Lenin define os compromissos e táticas em função de princípios e estratégias, que são o oposto dos objetivos do MES. “Já se fez o principal – claro que não se fez tudo, absolutamente, mas se fez o principal – para ganhar a vanguarda da classe operária para colocá-la ao lado do poder soviético contra o parlamentarismo, ao lado da ditadura do proletariado contra a democracia burguesa. Agora é preciso concentrar todas as forças e toda a atenção no passo seguinte que parece ser – e, de certo modo é realmente – menos fundamental, mas que em compensação está mais perto da solução efetiva do problema, isto é: procurar as formas de passar à revolução proletária ou de abordá-la”. Em função disso determinados acordos, não todos, são obrigatórios. A questão é distinguir entre os acordos necessários e os que consistem em uma traição.

Não queremos entrar nas enormes diferenças entre tal situação, em que a vanguarda proletária da Europa estava ganha para o poder soviético contra o parlamentarismo, e a que vivemos hoje. Tão distantes estamos de conquistar a vanguarda dos trabalhadores para tais posições. O que interessa ressaltar aqui é que enquanto o texto do Lenin é toda uma discussão sobre como abordar ou iniciar a revolução proletária, a direção do MES tem objetivos mais próximos dos adversários oportunistas que Lenin combate, de experimentar fatias do poder local com uma campanha eleitoral vitoriosa para a prefeitura.
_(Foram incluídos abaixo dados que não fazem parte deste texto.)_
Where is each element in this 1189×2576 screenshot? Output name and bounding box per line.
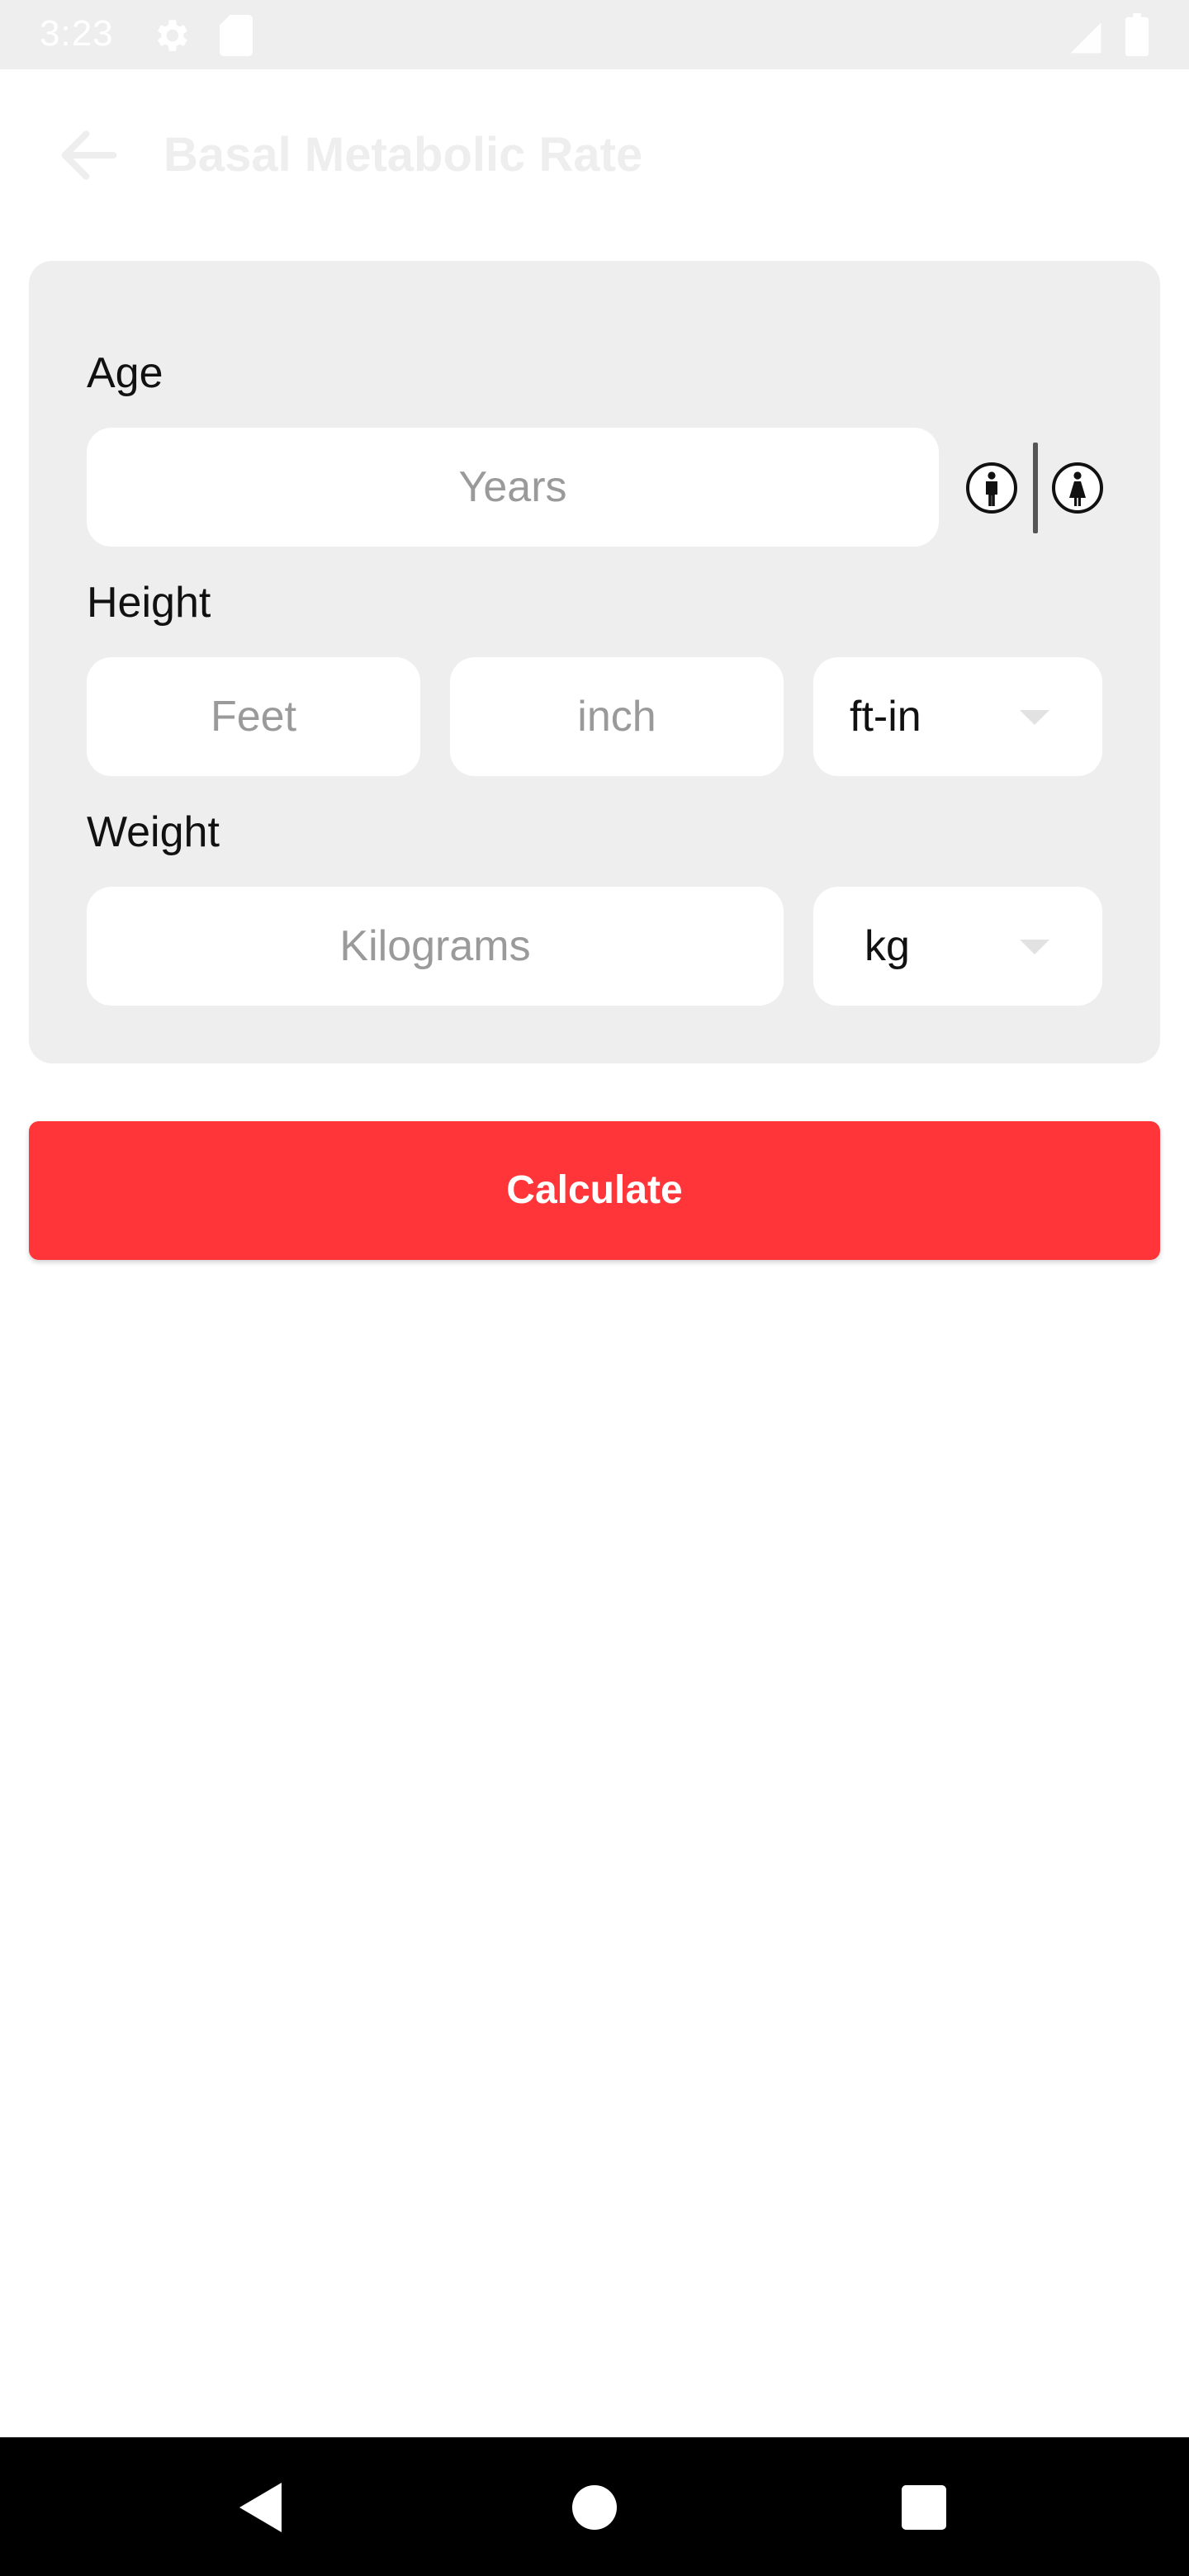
status-bar: 3:23	[0, 0, 1189, 69]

Se agora aRede, por conta de seus interesses cruzados com a família Fortunati recusou a aliança com o PSOL, isso não diminui a necessidade de organizar um polo classista e combativo da esquerda gaúcha. Chamamos todos os setores de esquerda que se reivindica socialista e classista, de dentro e de fora do PSOL, a aprofundar as iniciativas como a do Manifesto e seguir a batalha para que nas eleições de Porto Alegre se apresente uma frente de esquerda, sem coligações com partidos burgueses como a Rede e o PPL.

¹ Tal citação referente ao PPL se mostra ainda mais acertada quando vimos o Juntos!, PPL, UJS e PT traindo os estudantes secundaristas ao firmar um acordo de desocupação com o governo Sartori pelas costas dos estudantes que ocupavam suas escolas.